En het hoofd… het hoofd was de sleutel. Dat vormde natuurlijk een veel te belangrijk aspect van waar hij mee bezig was om het gewoon bij de rest achter te laten. Had hij het naar me toe gegooid om me bang te maken, om gevoelens van angst en afschuw bij me teweeg te brengen? Of had hij op de een of andere manier aangevoeld dat ik net zo was als hij? Voelde hij misschien ook dat we iets met elkaar gemeen hadden, of was hij gewoon in een speelse bui geweest?

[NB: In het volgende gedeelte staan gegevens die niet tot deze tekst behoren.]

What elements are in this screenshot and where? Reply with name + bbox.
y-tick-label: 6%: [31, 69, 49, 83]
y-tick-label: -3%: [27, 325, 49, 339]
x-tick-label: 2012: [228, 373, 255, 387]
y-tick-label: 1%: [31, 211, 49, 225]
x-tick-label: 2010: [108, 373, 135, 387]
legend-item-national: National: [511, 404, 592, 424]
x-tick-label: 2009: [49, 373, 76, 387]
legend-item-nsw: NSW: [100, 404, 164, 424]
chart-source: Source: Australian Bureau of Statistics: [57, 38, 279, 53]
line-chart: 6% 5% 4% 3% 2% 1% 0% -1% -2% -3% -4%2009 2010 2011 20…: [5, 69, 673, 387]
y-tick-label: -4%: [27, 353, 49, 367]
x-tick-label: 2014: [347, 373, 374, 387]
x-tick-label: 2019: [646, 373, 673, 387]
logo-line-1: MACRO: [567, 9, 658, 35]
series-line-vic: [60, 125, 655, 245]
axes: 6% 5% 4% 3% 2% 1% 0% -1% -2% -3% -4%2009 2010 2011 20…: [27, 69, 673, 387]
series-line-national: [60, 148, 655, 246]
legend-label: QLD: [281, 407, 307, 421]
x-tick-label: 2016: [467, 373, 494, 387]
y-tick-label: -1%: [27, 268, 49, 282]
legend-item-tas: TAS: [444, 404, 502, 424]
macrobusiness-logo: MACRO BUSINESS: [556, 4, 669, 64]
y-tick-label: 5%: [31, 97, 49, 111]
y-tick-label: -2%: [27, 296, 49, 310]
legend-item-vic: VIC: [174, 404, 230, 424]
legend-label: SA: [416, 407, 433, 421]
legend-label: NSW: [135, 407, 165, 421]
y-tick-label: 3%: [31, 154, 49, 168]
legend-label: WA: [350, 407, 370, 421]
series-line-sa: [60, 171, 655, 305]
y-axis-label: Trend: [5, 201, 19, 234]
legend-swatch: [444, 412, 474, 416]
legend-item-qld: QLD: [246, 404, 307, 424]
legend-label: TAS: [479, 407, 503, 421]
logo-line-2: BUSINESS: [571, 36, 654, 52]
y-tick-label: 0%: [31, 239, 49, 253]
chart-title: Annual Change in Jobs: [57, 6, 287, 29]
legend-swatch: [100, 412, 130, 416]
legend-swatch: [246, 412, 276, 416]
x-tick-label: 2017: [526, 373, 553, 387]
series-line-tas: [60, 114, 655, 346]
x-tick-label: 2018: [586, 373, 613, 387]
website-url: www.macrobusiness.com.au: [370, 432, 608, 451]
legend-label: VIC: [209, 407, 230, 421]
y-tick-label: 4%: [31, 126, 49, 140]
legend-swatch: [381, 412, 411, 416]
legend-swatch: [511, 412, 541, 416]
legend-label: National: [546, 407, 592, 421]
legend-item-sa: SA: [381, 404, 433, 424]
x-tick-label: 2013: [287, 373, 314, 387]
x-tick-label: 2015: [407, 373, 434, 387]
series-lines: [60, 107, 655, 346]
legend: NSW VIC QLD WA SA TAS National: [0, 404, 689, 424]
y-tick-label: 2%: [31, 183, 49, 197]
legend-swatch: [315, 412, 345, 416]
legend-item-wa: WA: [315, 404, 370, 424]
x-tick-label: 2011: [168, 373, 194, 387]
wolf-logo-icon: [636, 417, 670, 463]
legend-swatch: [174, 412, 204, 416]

Daagde hij me uit? Hij moest een belangrijke reden hebben gehad om me die trofee te geven. Ik was ten prooi aan zulke sterke, duizelingwekkende gevoelens… hoe was het dan mogelijk dat hij niets voelde?

LaGuerta kwam naast me staan. ‘Wat heb je een haast,’ zei ze, met een spoortje van verwijt in haar stem. ‘Ben je bang dat ze wegloopt?’ Ze knikte naar het hoopje ingepakte lichaamsdelen.

Ik wist dat er diep binnen in me wel ergens een snedig antwoord moest zitten, iets wat een glimlach op haar gezicht zou brengen, haar nog meer voor me zou innemen en de plooitjes van mijn plotselinge vlucht uit haar auto zou gladstrijken, maar toen ik daar bij de balustrade stond en keek naar het lijk op het ijs, in het net van het doel — die indrukwekkende presentatie — wilde er niets naar boven komen. Het lukte me om niet tegen haar te schreeuwen dat ze haar mond moest houden, maar het scheelde heel weinig of ik had het gedaan.

‘Ik moest het zien,’ zei ik naar waarheid, waarna ik me herstelde en eraan toevoegde: ‘Het is het doel van het thuisteam.’

Ze gaf me een speels klapje op mijn arm. ‘Je bent onmogelijk,’ zei ze. Gelukkig kwam brigadier Doakes onze kant op lopen en had LaGuerta geen tijd om ondeugend naar me te giechelen, want dat zou ik niet hebben kunnen verdragen. Zoals altijd leek Doakes meer geinteresseerd in het bedenken van de juiste manier om mijn ribbenkast in tweeen te scheuren dan in iets anders, en hij wierp me zo’n broeierige, doordringende welkomstglimlach toe, dat ik me snel excuseerde en de twee alleen liet. Hij keek me na met een blik alsof hij vermoedde dat ik ergens schuldig aan was en niets liever wilde dan mijn gangen nagaan om uit te vinden wat dat was. Ik weet zeker dat hij een stuk gelukkiger zou zijn in een land waar het de politie was toegestaan af en toe eens een arm of pols te breken. Ik liep bij hem vandaan, langs de balustrade, op zoek naar de opening waar ik het ijs op kon. Ik had die net gevonden toen er vanuit mijn blinde hoek iets op me afkwam en ik een nogal harde por in mijn ribben kreeg.